Тимка не понял, что такое «диктатура», да это его сейчас и не интересовало. Когда он спасал своего брата от неминуемой смерти, не было времени думать о том, что будет дальше. Он не хотел, чтобы его брат убил председателя, но он не мог бездействовать, когда над его братом нависла смертельная опасность. И вот теперь, когда брат спасен, Тимка с горечью понял, что возврата назад нет. В дом Семена Хмеля, где его приняли как своего родного, он теперь сможет зайти лишь как враг. Между ним и Наталкой встали ее брат, председатель и все ее друзья. Разве сможет она теперь любить его?

Воображение нарисовало ему картину их встречи. Вот он во главе конного взвода казаков мчится по знакомой улице; впереди затихает беспорядочная стрельба. Вот он вместе с другими врывается в дом Хмеля…

О какой любви может он сказать этой перепуганной девушке с меловым лицом и распущенными волосами, прижавшейся спиною к печке? И видит он, как Наталка, заметив его в кучке ворвавшихся в дом, гордо выпрямляется, и уже не испуг, а презрение и ненависть читает он в ее черных глазах…

Тимка вытирает рукавом чекменя пот со лба и подъезжает к командиру своего взвода.

– Господин подхорунжий! Разрешите петь.

Шпак кивает головой. Тимка сдвигает папаху по–черкесски – на самые брови – и оборачивается назад:

– Стройся по–о–о шести–и–и!

Он осаживает коня и едет в середине первой шеренги. Котенок, нагнув шею, идет ровным шагом. «Ему все равно, кому служить, – думает Тимка. – Врангелевец я или большевик, лишь бы доглядывал за ним да овса давал побольше».

– Господин взводный, что же вы, запевайте!

Тимка с удивлением посмотрел на своего соседа справа, уже немолодого усатого казака, и, неожиданно для себя, затянул песню, сложенную казаками в лагере полковника Дрофы:

Как у плавнях добре жить,

Колотушкой вошей бить…

Казаки, забывая жару и усталость, подхватили:

Эх–ха! Эх–ха–ха! Колотушкой вошей бить…

Плавни гулом гудут.

Комары нашу кровь по ночам сосут.

Эх–ха! Эх–ха–ха! По ночам сосут…

У изгиба небольшой речки с илистым, вязким дном и заросшими камышом берегами расположилось несколько хат. По фасаду вместо заборов – высокие тополя. Под окнами – неуклюжие клумбы панычей, красного мака и анютиных глазок, кусты вьющейся розы и сирени.

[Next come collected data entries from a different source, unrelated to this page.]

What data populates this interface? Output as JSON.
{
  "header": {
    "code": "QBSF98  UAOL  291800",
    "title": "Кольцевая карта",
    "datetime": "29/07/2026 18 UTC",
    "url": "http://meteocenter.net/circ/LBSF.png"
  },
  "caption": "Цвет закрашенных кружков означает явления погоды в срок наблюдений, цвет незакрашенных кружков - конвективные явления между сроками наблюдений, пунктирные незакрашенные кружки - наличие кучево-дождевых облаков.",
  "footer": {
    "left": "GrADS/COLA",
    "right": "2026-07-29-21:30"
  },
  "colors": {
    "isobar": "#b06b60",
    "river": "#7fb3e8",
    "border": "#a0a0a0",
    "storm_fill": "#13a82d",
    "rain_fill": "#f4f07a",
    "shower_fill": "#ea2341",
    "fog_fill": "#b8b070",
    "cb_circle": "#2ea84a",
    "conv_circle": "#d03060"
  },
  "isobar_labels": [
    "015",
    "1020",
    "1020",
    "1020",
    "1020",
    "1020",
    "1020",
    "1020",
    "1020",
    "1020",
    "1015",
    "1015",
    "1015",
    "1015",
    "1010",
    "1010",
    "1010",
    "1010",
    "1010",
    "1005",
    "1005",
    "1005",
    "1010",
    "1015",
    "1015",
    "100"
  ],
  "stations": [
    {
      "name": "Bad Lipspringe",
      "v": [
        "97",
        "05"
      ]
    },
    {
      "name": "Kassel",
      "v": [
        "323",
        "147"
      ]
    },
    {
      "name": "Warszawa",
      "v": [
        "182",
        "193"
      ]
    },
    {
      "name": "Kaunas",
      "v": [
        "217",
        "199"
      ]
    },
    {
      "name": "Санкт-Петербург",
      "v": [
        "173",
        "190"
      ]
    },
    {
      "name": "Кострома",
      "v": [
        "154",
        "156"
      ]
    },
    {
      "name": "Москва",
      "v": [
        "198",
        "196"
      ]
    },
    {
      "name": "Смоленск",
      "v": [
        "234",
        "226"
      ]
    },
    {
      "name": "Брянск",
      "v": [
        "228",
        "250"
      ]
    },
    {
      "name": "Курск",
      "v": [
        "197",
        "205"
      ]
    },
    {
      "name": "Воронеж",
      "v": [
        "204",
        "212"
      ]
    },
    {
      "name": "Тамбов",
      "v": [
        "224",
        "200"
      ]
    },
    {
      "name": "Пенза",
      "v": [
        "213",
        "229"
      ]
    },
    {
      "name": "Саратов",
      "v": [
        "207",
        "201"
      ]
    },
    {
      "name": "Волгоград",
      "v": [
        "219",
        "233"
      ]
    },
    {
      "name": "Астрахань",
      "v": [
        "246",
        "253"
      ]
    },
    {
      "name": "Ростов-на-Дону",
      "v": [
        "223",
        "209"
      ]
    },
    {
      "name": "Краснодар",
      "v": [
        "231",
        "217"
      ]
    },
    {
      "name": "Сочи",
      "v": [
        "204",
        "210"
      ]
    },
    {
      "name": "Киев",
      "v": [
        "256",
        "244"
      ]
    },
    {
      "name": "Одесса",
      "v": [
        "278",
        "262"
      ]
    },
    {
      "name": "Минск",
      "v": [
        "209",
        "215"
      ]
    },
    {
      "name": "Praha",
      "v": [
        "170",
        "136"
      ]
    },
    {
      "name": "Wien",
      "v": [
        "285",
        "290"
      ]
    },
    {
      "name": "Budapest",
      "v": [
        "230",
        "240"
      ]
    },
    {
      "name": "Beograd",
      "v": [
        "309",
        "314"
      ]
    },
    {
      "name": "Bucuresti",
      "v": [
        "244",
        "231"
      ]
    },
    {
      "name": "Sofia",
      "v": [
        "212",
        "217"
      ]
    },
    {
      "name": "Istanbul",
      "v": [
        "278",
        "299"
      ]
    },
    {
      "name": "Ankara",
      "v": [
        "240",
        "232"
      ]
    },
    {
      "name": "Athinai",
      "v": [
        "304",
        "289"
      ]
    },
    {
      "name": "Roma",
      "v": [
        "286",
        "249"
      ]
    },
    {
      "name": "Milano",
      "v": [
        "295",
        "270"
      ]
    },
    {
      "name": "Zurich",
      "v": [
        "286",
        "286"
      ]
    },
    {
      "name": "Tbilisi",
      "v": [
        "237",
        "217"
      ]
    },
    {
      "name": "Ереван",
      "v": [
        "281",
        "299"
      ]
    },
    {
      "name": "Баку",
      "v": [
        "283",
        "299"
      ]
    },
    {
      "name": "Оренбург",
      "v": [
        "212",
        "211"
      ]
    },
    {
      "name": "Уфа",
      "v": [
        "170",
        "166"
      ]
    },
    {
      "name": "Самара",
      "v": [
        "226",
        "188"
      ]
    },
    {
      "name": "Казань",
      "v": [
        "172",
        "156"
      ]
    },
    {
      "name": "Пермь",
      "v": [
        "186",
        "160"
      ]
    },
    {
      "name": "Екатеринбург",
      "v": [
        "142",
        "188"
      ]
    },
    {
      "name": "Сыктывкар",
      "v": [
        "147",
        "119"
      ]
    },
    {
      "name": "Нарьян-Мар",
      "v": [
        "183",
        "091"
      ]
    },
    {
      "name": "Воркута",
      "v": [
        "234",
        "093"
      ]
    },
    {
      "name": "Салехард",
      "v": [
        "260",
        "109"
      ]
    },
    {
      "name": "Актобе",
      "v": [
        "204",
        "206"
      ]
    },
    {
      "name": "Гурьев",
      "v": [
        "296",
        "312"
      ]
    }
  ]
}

Во дворах – хозяйственные постройки под камышовыми крышами, а за ними – колодцы и длинные деревянные корыта с водой для скота.

За колодцами – фруктовые сады, потом – огороды по склону и обрываются у самой речки. У берега, в прогалине камыша, виднеется лодка, привязанная к колышку. Тимка и высокий парень, дравшийся с ним на хуторе Деркачихи, идут по огороду к речке. На плече у парня большой шест. Тимка несет плетеную кошелку и сачок. Оба в нижних рубахах и босиком.

– Раков у нас, Василь, по–разному ловят, а больше руками, а вот сазанов лучше всего на червяка.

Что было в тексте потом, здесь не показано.